A wise consumer will look, smell, taste, or touch food to check whether it shows any signs of spoilage before throwing it out.
The USDA maintains a food storage safety chart listing foods from sauerkraut to egg whites.
Expiration Dates for Prescription Drug Patents
For prescription drugs, expiration dates have another unrelated meaning.
The U.S. Patent and Trademark Office awards medical patents to pharmaceutical companies when a new brand-name drug is released to the market. The patent protects the drugmaker from having its drug copied by competitors for a certain time, typically 20 years.
The patent exclusivity for orphan drugs lasts for seven years. A patent for a new chemical lasts for five years.
The Orange Book—a list of drugs that the FDA has approved as both safe and effective—cites the patents for new drugs, along with their expiration dates.
Under the Hatch-Waxman Act, for a generic drug manufacturer to win approval for a drug, the manufacturer must certify that it will not launch its generic product until after the original drug’s patent has expired unless the patent is found to be invalid or unenforceable or the generic product will not infringe upon the listed patent.
Is It Okay to Use Some Medicines After Their Expiration Dates?
It is a bad idea to use any medicine after its expiration date. It is no longer guaranteed to be safe or effective, according to the Food & Drug Administration (FDA).
For that matter, the FDA warns that medicines should be stored properly to remain good until their expiration dates. If they don’t need to be refrigerated, store them in a cool dry place (not the bathroom cabinet).
How Long Can You Eat Food Past Its Expiration Date?
Here’s some advice from the U.S. Department of Agriculture:
- Canned goods will last for years if they’re not opened and the can isn’t damaged, no matter what the “best by” date is.

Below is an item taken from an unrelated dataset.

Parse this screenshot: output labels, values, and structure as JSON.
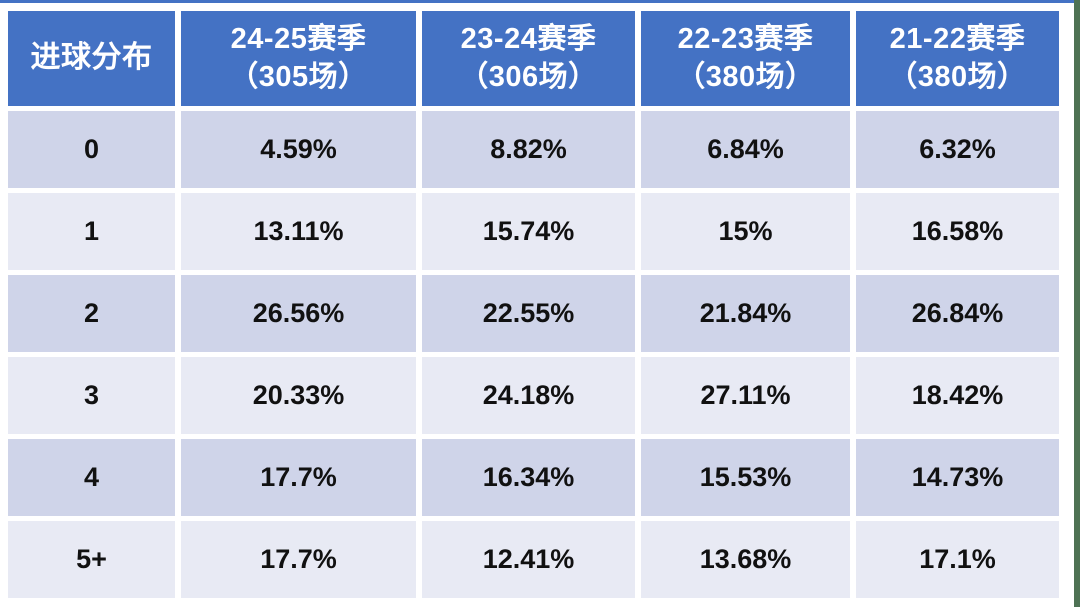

- Packaged foods like cereal and pasta are safe well past any “best by” date, but may eventually acquire a stale or “off” taste.
- Meat will keep for months in the freezer, but may eventually lose some of its flavor. It will not be unsafe. Bacteria doesn’t grow in freezers.
The USDA also has a chart indicating the shelf life of many food products.
Can You Eat Expired Food if It Hasn’t Been Opened?
The “use by,” “sell by,” and “best by” stamps all suggest an end date for the product in its unopened state. Most products are good for some time after the dates marked on the package if the package remains unopened. Whether it’s opened or sealed, look at it, sniff it, or taste it before you throw it out.
In general, nonperishable foods like canned goods, pasta, and rice have a long shelf life and are good well past any expiration dates marked on them. Meat, dairy, and eggs are perishable, but a sniff test is more reliable than a “sell by” date.
The Bottom Line
Expiration dates are placed on food and prescription items to ensure the benefit and safety of the consumer. Food expiration dates tend to focus on quality rather than safety whereas expiration dates on prescriptions tend to focus on effectiveness and safety. It’s always good to check the expiration date for both food and drugs and when in doubt, discard if an item doesn’t appear safe after its expiration date.